Researchers from the Laboratory of the Methods for Big Data Analysis (LAMBDA) at the Higher School of Economics have improved the way of analyzing ultra-high energy cosmic rays (UHECR) with the use of mobile phones.
Cosmic rays are constantly entering the earth’s atmosphere. Ultra-high energy cosmic ray (UHECR, rays with an energy of more than 1018 ev) properties remain somewhat of a mystery to scientists. They originate from supernovae and black holes. When they interact with air particles, cascades of secondary particles with lower energy are formed. These particles are called extended atmospheric showers (EAS). Scientists have calculated that with a detector with a surface area of 1 km², it is possible to detect approximately one event in 100 years. In order for a full study to be conducted, the surface area the size of a small European country would be required.
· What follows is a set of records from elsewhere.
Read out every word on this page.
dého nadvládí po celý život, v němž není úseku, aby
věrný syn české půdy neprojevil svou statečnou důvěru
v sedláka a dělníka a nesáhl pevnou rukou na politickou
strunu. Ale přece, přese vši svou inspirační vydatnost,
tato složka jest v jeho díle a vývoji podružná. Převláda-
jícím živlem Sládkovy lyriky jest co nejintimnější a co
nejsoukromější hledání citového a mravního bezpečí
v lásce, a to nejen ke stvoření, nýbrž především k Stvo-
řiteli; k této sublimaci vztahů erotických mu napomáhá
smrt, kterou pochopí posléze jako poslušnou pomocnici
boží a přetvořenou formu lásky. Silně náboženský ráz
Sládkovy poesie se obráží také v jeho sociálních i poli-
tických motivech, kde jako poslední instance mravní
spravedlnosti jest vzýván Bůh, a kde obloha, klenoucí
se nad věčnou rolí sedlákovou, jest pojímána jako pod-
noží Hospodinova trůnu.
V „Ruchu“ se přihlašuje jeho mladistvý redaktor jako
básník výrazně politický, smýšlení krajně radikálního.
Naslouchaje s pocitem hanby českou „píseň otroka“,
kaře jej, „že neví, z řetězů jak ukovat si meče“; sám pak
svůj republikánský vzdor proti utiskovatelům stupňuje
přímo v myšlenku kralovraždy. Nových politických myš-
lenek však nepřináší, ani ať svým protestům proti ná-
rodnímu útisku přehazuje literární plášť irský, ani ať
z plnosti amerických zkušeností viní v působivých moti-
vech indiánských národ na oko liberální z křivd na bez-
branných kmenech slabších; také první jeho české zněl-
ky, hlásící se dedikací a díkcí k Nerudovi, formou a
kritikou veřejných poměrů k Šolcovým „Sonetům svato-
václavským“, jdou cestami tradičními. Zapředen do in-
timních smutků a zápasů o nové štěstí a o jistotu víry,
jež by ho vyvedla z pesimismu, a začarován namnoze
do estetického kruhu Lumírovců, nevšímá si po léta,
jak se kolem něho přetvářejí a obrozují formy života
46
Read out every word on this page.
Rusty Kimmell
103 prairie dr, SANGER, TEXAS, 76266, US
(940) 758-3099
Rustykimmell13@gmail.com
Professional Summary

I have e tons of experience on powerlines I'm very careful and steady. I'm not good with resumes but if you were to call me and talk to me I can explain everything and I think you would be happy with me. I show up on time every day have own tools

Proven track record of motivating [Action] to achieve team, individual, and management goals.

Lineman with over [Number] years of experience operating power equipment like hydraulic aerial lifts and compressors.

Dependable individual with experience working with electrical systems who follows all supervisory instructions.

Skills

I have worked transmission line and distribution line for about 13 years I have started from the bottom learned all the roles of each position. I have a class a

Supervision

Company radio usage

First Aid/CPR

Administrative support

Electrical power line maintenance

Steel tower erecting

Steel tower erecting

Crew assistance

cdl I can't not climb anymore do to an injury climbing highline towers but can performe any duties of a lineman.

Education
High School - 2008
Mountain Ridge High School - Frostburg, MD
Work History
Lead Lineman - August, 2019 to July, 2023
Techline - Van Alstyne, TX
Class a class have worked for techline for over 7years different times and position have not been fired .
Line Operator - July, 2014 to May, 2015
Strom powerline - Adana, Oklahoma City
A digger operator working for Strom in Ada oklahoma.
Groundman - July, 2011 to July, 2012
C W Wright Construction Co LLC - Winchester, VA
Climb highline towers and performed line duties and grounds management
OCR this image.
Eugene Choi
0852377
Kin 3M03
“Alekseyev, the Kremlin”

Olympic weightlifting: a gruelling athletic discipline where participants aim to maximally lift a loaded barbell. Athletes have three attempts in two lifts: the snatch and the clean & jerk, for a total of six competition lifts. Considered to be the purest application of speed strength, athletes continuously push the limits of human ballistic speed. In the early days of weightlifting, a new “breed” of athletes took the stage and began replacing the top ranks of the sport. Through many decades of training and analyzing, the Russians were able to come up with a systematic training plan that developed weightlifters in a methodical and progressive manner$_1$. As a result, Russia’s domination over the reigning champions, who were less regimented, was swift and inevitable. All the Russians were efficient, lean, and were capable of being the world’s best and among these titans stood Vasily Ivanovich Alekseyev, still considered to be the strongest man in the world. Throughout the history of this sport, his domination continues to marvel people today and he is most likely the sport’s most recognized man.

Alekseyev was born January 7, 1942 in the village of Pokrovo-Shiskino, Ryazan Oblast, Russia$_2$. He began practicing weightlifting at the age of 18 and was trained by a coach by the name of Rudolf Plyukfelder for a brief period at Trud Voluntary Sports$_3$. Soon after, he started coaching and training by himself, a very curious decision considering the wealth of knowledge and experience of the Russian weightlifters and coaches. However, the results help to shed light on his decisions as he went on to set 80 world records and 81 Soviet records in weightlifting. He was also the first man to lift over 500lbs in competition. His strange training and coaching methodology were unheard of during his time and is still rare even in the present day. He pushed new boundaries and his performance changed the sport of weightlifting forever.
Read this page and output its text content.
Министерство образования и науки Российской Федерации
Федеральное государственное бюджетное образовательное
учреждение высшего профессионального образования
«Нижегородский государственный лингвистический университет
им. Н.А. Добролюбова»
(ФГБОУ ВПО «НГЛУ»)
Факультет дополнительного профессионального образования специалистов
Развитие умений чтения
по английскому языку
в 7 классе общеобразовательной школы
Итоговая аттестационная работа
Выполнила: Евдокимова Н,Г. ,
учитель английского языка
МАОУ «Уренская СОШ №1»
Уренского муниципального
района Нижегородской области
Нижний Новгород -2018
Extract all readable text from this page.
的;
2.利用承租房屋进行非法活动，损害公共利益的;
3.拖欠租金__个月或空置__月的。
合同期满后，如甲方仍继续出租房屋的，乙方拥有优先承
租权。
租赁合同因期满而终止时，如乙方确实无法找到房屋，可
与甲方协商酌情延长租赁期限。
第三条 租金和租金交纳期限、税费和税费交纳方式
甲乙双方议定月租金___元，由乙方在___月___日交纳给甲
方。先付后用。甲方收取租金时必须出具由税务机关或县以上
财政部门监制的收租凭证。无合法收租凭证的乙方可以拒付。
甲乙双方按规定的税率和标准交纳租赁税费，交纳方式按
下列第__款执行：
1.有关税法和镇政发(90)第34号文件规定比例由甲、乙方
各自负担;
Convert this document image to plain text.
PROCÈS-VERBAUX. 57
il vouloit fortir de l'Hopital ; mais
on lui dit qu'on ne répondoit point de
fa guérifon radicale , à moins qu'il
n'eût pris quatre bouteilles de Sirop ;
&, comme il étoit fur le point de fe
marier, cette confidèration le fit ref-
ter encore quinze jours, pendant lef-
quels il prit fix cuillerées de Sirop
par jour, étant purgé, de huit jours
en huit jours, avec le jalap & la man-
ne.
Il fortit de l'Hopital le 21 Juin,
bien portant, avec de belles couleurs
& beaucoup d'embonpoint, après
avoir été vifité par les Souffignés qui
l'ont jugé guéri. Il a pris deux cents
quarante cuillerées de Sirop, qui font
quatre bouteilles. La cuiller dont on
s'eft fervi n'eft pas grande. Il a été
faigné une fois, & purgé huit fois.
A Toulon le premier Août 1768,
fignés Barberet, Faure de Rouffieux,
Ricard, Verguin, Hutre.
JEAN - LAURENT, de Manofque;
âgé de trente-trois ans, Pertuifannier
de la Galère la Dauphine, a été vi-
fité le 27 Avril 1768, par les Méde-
The CRAYFIS project proposes using a distributed mobile phone network to detect ultra-high energy cosmic rays (UHECR). In order to do this, researchers from LAMBDA have developed an algorithm for constructing convolutional neural networks that can be used with conventional mobile phones in order to record the muons making up the atmospheric showers.
Mobile phone cameras use technology similar to that of particle detectors. This means that they are able to detect EAS. The particles interact with the CMOS camera and leave traces of weakly activated pixels. This can be difficult to distinguish between interference and random noise.
Volunteers for the experiment are asked to install the application on their smartphones and leave the phone, with the camera facing down, overnight so that normal light doesn’t fall on it. The smartphone scans megapixel images at a speed of 5-15 frames per second and then sends the necessary information to the server.
Scientists expect signals from the interaction of cosmic rays to occur in less than one of the 500 image frames. Due to the fact that millions of phones will potentially participate in the experiment, a problem pops up when separating those images where the muon tracks are recorded from all the others.
"A trigger algorithm is required to eliminate background data. We created a neural network for the detection of muon signals, which can be used on any mobile phone fast enough to process a video stream. A special feature makes it possible to use the algorithm on something as simple as a mobile phone, meaning that they can now analyze responses to cosmic rays," says Andrei Ustyuzhanin, head of LAMBDA at HSE.
The network is divided into cascades. The first cascade works with a high-resolution image and each cascade after that works with an image 4 times smaller. It works only on those parts that the previous cascade detected as interesting. If there are no interesting sites, the cascade can stop the network from analyzing this part of the image.
The mathematical model is currently undergoing beta testing. Anyone can participate as a volunteer by registering at crayfis.io. If the project is successful, researchers hope the information obtained will enable astrophysicists around the world to clarify where ultra-high energy cosmic rays from and to develop theories around their properties.